If the test run was triggered by an application or test code changes, review the commits to look for updates that may be causing the tests to fail. For example, newly added tests that aren't cleaning up their state executing before the now-failing test.

Also, check for changes to application dependencies and configuration.

Step 4. Verify the environment

If your flaky tests still fail after multiple re-runs, it's likely that application config, infrastructure changes, or third-party services are responsible. Test failures caused by environmental inconsistencies and application drift can be tricky to diagnose, so check with teammates to see if this kind of failure has been seen before under specific conditions, e.g. database server upgrade.

Running tests locally to step-debug failures or in an on-demand isolated environment is the easiest way to isolate which part of the system may be causing the failure. We have open sourced a tool to do exactly that - our Debugtopus. Check it out in our docs or go directly to the Debugtopus repo.

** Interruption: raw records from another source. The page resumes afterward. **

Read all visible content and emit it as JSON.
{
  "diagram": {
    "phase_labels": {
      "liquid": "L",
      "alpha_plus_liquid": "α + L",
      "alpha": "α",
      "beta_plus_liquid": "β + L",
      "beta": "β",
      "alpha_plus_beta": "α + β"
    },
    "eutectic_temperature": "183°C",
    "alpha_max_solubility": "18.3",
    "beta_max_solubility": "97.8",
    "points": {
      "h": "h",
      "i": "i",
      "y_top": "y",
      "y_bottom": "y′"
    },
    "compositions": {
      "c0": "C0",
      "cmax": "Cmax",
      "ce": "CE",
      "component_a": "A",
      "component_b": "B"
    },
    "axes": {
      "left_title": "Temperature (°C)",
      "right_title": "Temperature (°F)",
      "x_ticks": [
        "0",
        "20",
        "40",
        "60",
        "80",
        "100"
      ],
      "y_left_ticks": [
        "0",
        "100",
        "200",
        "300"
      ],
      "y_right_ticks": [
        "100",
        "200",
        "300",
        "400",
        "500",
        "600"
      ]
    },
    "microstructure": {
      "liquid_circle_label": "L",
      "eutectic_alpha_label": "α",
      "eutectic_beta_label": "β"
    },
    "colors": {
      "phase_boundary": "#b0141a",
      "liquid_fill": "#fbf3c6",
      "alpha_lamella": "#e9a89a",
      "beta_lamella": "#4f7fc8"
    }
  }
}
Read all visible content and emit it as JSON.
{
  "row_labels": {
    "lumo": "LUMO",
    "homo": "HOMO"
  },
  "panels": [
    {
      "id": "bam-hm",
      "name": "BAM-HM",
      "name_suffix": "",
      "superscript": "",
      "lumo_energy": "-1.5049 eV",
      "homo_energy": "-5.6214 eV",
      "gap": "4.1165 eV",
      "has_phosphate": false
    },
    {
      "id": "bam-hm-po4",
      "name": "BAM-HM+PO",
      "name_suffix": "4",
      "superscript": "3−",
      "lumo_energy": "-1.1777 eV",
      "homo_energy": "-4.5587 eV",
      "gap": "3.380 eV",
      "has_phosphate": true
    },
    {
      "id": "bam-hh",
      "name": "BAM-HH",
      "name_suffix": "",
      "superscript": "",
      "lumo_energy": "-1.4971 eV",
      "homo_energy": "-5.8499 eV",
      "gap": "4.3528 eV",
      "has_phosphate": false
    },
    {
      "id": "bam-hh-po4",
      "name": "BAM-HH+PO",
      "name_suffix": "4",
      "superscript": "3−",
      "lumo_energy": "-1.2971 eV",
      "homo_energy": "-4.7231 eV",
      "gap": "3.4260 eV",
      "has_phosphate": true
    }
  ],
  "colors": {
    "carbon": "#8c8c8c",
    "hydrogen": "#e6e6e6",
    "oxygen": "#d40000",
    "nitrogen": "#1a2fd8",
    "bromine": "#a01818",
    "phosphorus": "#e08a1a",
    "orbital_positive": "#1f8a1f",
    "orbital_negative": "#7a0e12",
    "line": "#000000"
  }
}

Also, check for updates to testing infrastructure, such as changes to system dependencies, testing framework version, and browser configurations.

Reducing flaky tests

While this deserves a blog in its own right, a good start to preventing flaky tests is to:

Ensure each test runs independently and does not depend implicitly on the state left by the previous tests.
Use different user accounts if running tests in parallel.
Avoid hardcoded timeouts by using waiting mechanisms that can assert the required state exists before proceeding.
Ensure infrastructure and application configuration across local development, testing, and production remains consistent.
Prioritize the fixing of newly identified flaky tests as fast as possible.
Identify technical test code debt and pay it down regularly.
Promote best practices for test code development.
Add code checks and linters to catch common problems.
Require code reviews and approvals before merging test code.

Conclusion

The effort required to diagnose flaky tests properly and document their root cause is time well spent. I hope you're now better equipped to diagnose flaky tests and have some new tricks for preventing them from happening in the future.

We constantly fortify Octomind tests with interventions to prevent flakiness. We deploy active interaction timing to handle varying response times and follow best practices for test generation already today. We are also looking into using AI to fight flaky tests. AI based analysis of unexpected circumstances could help handling temporary pop-ups, toasts and similar stuff that often break a test.